Lo explicado significa, concluye la demandante, “ni más ni menos, que las normas sustanciales reguladoras de la presunción de inocencia – los artículos 29 de la Constitución Política y 7 del Código de Procedimiento Penal – resultaron evidentemente excluidas en la solución que el Honorable Tribunal de (….) le dio al proceso.” Discurre en seguida ampliamente acerca de la presunción de inocencia y reitera que existen dudas en cuanto a la existencia de los hechos y la eventual responsabilidad de su cliente, conclusión que por error el Tribunal no declaró y que lo condujo a vulnerar el artículo 29 de la Constitución Política, el 7 de la Ley 906 de 2004, y como consecuencia a aplicar indebidamente los artículos 208, agravado por el numeral 5 del artículo 211 de la Ley 599 de 2000, y el 209 de la misma codificación sustancial.

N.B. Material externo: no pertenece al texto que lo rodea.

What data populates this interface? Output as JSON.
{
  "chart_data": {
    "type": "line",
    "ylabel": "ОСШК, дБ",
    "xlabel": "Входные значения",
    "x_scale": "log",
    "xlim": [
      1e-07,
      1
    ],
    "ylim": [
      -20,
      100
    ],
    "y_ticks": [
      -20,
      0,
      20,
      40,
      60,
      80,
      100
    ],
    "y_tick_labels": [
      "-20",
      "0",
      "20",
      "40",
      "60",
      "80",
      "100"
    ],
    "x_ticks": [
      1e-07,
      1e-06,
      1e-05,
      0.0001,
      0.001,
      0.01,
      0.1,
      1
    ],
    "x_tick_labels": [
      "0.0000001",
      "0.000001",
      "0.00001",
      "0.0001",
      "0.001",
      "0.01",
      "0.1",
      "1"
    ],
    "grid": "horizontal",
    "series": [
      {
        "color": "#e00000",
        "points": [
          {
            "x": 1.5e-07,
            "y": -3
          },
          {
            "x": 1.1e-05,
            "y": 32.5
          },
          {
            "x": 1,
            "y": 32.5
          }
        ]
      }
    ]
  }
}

Solicita, en consecuencia, que se case la sentencia por haber incurrido el sentenciador en los errores denunciados y se dicte el fallo de reemplazo absolviendo a su cliente. CONSIDERACIONES DE LA CORTE Primero. En el sistema procesal de la Ley 906 de 2004, la casación se concibe como un recurso constitucional y legal que procede contra sentencias proferidas en segunda instancia en procesos adelantados por delitos, en orden a lograr la efectividad del derecho material, el respeto de las garantías debidas a los intervinientes, la reparación de los agravios que los afecten, y la unificación de la jurisprudencia. Por supuesto que la filosofía del recurso no significa que sea de libre configuración, desprovisto de rigor y que tenga como objetivo abrir un espacio procesal para prolongar el debate respecto de puntos que han sido materia de discusión en las instancias, pues ha de resaltarse que con su proposición se busca persuadir a la Corte de la necesidad de revisar el fallo de segunda instancia para verificar si fue emitido conforme a la Constitución y la ley y con el necesario e indispensable respeto por las garantías constitucionales.
De manera que acorde con ese entendimiento, la Sala de Casación Penal, debe rechazar la demanda cuando el actor carece de interés para acceder al recurso; o porque su sustentación no evidencia la potencial violación de garantías fundamentales; o si del inicial estudio del escrito es ostensible que no se requiere de la emisión de una sentencia de casación para el desarrollo de los fines inherentes a este mecanismo de impugnación, sin perjuicio de la facultad oficiosa con que cuenta la Corte para prescindir de los defectos formales de la misma cuando advierta la violación de garantías de los sujetos procesales o de los intervinientes.
Esto último porque el concepto de Constitución como norma y límite de la actuación estatal, la garantía y mecanismo de defensa de derechos fundamentales que ella entraña y la eficacia directa del Orden Superior, imponen un juicio que sobrepasa las formas de acuerdo con la cláusula según la cual una demanda formalmente correcta no garantiza su admisión, pero tampoco su incorrección conlleva indefectiblemente a su inadmisión, si ella es necesaria para lograr los fines de la casación o si de por medio está la salvaguarda de principios y garantías que el juez puede y debe defender oficiosamente.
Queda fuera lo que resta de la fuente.